The second onscreen murder is just as comically unlikely and abusive of coherent spatial logic as the first, as both Keece and the cashier at the bookstore where the murder occurs take forever to navigate the shelves, even as the sounds of a particularly noisy murder reverberate throughout the store. The cashier looks up with roughly the same level of alarm after several loud, high-pitched screams as she did at the initial slightly raised voice of the victim when Stefan touches her hair.
Keece finally arrives just after the murder has been completed and Stefan has miraculously disappeared. Keece looks a little glum as he surveys the body, the type of expression someone might wear upon being informed that there are no more of their favorite bagels left, then leaves just before the cashier finally arrives on the scene. It’s almost as if the movie is just making itself up as it goes along, and this is the moment where it decides, “Hey, maybe he actually is the killer…”
Meanwhile, Detectives Haynes and Laroue are hard at work on the case, with Haynes acting as his own sketch artist. This is clearly his greatest strength as a policeman, as he manages to whip up a pretty perfect sketch of Busey’s face based solely on Laroue’s description of Keece as “tall, fair complexion, about 180-200 pounds.” It’s at this point that Haynes introduces his theory that Keece is the killer, to which Laroue understandably asks, “If he’s the killer, why would he come here [to the police station]? And why would he have it on tape?” Haynes replies, “Lot of unanswered questions,” and proceeds under the assumption that Keece is, in fact, definitely the killer. Truly excellent detective work happening here!

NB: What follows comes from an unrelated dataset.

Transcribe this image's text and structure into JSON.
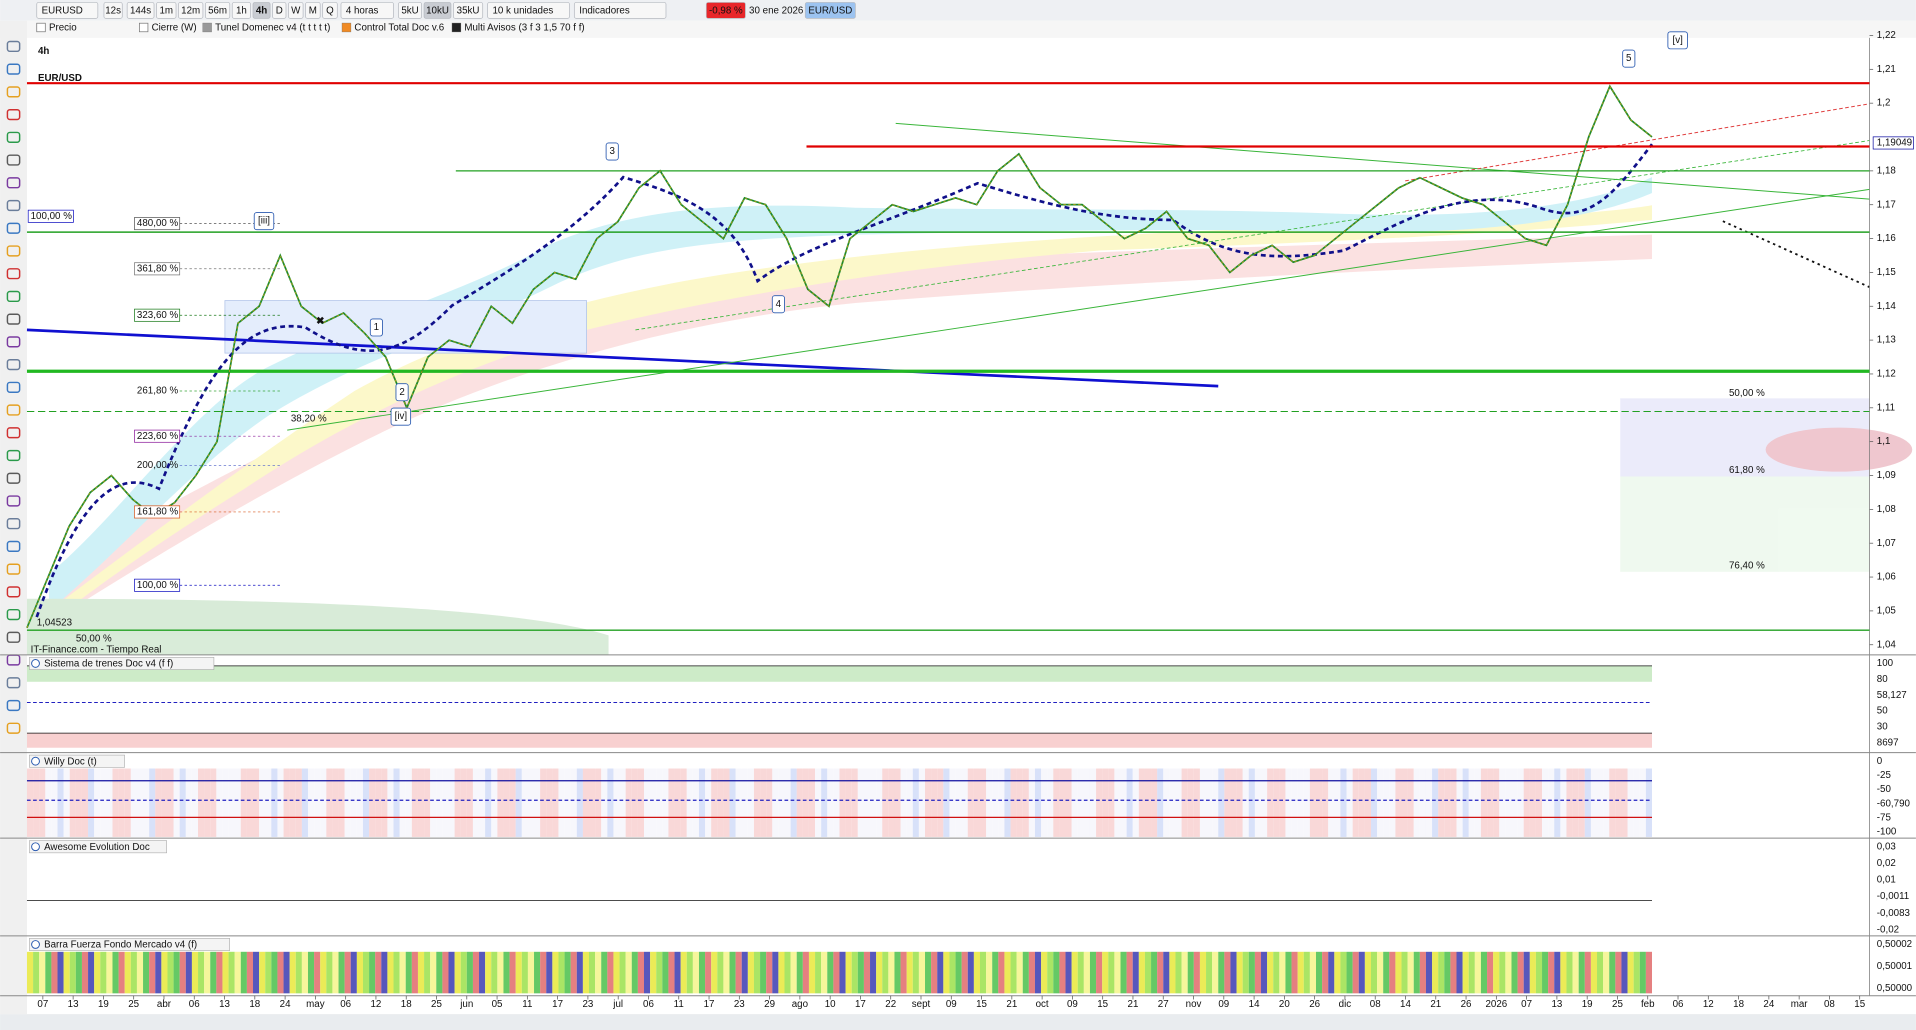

The transvestite stuff from the beginning of the movie ultimately pays off (sort of) when Stefan forces Keece into being his accomplice in the murder of one of the cross-dressers Keece met in the opening sequence and, more absurdly, in Keece’s use of his own lady-clothes to evade police as he tries to prove his innocence. The sight of Gary Busey running through the streets in a dress is certainly some welcome physical comedy at this point, but it’s downright cruel how frequently this movie makes Busey run when he often sounds as though he’s struggling to breathe just sitting still. This cruelty is only topped by how ruthlessly the movie wastes Michael Madsen’s talents on an ultimately pointless character, and the way it ultimately goes with the lamest “The End?” conclusion possible before reprising the anachronistic sax-pop over its end credits.
Ultimately, this is a compulsively watchable bad movie that could have benefitted from just going even more over the top in every way. Except for the Gary Busey sex-faces. One of those was more than enough.